With the manual in hand I wondered if this charger was still functional.  The circuit is very straightforward and is actually a simple switching supply used to generate the high voltage from a D Cell battery.  Transistor Q1, capacitor C1, and transformer T1 primary windings create an oscillator.  The output of that oscillator is stepped up through the transformer where it is rectified by CR1 and filtered by C2 to create the high DC potential.  Potentiometer R2 and resistor R3 create a voltage divider.  The wiper of R2 creates an adjustable output voltage to reset the dosimeter.  In this picture you can see the printout of the manual showing the waveform at the anode of CR1, the D Cell, and the jumper used to bypass S1 to activate the circuit. 

What about the light bulbs?  The light bulb that is lit is used to read the dosimeter.  The other bulb is simply a spare held in a rubber grommet.

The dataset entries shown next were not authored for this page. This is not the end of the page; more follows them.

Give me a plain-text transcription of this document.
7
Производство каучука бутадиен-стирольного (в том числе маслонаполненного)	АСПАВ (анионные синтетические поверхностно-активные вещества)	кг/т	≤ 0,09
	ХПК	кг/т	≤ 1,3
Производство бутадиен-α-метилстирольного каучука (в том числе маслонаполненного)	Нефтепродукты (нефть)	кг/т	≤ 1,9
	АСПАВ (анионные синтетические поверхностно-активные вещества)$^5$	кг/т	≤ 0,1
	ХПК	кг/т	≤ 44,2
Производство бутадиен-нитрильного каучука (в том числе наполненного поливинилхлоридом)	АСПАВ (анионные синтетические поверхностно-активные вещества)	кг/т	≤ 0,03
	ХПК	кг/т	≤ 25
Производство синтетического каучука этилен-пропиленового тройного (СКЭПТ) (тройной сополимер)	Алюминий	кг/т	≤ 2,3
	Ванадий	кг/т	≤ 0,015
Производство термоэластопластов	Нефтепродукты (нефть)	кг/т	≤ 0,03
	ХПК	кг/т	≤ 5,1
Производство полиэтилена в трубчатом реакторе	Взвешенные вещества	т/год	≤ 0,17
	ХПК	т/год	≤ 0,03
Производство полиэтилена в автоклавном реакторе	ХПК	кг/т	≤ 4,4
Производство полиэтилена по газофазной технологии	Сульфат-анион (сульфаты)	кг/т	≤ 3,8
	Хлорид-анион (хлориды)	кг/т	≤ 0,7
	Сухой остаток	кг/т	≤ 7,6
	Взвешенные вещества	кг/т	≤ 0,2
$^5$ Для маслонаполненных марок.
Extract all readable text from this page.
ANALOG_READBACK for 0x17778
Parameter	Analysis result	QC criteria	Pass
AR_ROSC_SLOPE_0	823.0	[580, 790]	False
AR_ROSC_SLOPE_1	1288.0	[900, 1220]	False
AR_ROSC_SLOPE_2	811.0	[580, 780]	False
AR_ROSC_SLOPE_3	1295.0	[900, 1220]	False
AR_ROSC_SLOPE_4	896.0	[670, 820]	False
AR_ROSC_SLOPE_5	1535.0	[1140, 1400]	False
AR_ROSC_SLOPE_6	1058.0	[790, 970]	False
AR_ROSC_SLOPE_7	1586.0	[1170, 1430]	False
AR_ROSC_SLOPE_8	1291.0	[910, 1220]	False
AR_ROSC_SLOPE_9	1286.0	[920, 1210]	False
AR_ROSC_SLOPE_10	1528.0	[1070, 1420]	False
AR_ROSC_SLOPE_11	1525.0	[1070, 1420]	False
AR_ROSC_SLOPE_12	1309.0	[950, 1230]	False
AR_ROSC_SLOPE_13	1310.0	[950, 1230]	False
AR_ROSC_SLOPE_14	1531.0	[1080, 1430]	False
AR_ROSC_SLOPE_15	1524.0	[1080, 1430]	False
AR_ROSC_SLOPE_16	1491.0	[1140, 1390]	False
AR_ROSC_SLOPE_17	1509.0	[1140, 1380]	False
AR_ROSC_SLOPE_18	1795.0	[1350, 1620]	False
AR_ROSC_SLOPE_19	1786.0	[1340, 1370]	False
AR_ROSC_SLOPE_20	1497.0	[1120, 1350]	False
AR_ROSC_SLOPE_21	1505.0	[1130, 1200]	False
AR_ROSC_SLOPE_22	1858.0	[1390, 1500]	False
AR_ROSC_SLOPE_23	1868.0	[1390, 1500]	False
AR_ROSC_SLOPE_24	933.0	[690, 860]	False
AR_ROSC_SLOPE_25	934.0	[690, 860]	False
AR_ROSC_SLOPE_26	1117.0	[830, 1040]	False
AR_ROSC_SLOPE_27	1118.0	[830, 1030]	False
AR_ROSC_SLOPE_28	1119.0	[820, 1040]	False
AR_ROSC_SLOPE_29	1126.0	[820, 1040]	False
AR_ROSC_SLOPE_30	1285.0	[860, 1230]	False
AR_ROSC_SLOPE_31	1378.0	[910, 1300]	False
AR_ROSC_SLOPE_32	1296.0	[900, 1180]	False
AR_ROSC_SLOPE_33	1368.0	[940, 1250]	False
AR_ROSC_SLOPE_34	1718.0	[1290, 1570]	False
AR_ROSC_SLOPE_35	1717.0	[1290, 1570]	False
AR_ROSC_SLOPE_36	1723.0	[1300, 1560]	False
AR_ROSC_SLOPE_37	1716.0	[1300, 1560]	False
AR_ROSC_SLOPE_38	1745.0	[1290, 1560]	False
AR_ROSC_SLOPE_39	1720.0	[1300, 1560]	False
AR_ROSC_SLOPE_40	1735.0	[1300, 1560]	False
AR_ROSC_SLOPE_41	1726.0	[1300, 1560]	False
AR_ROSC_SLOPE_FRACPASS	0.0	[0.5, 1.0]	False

What could be better than to test the charger with a vintage instrument from the same era?  I used my Tektronix 535A tube oscilloscope to view the waveform at the anode of CR1.  You can see that the waveform is nearly identical to the waveform shown in figure three of the manual.  Each large division on the oscilloscope reticule is 10 microseconds. 
A more exact reading was taken with a digital scope.  The period of the transistor oscillator is 36.26 microseconds, or about 27.6 KHz.  The ringing between each major pulse had a period of 5.8 microseconds, or about 172.4 KHz.  So it does work!

One last observation...

Opening the cover let out the unique aroma of 50s Science and Science fiction movies.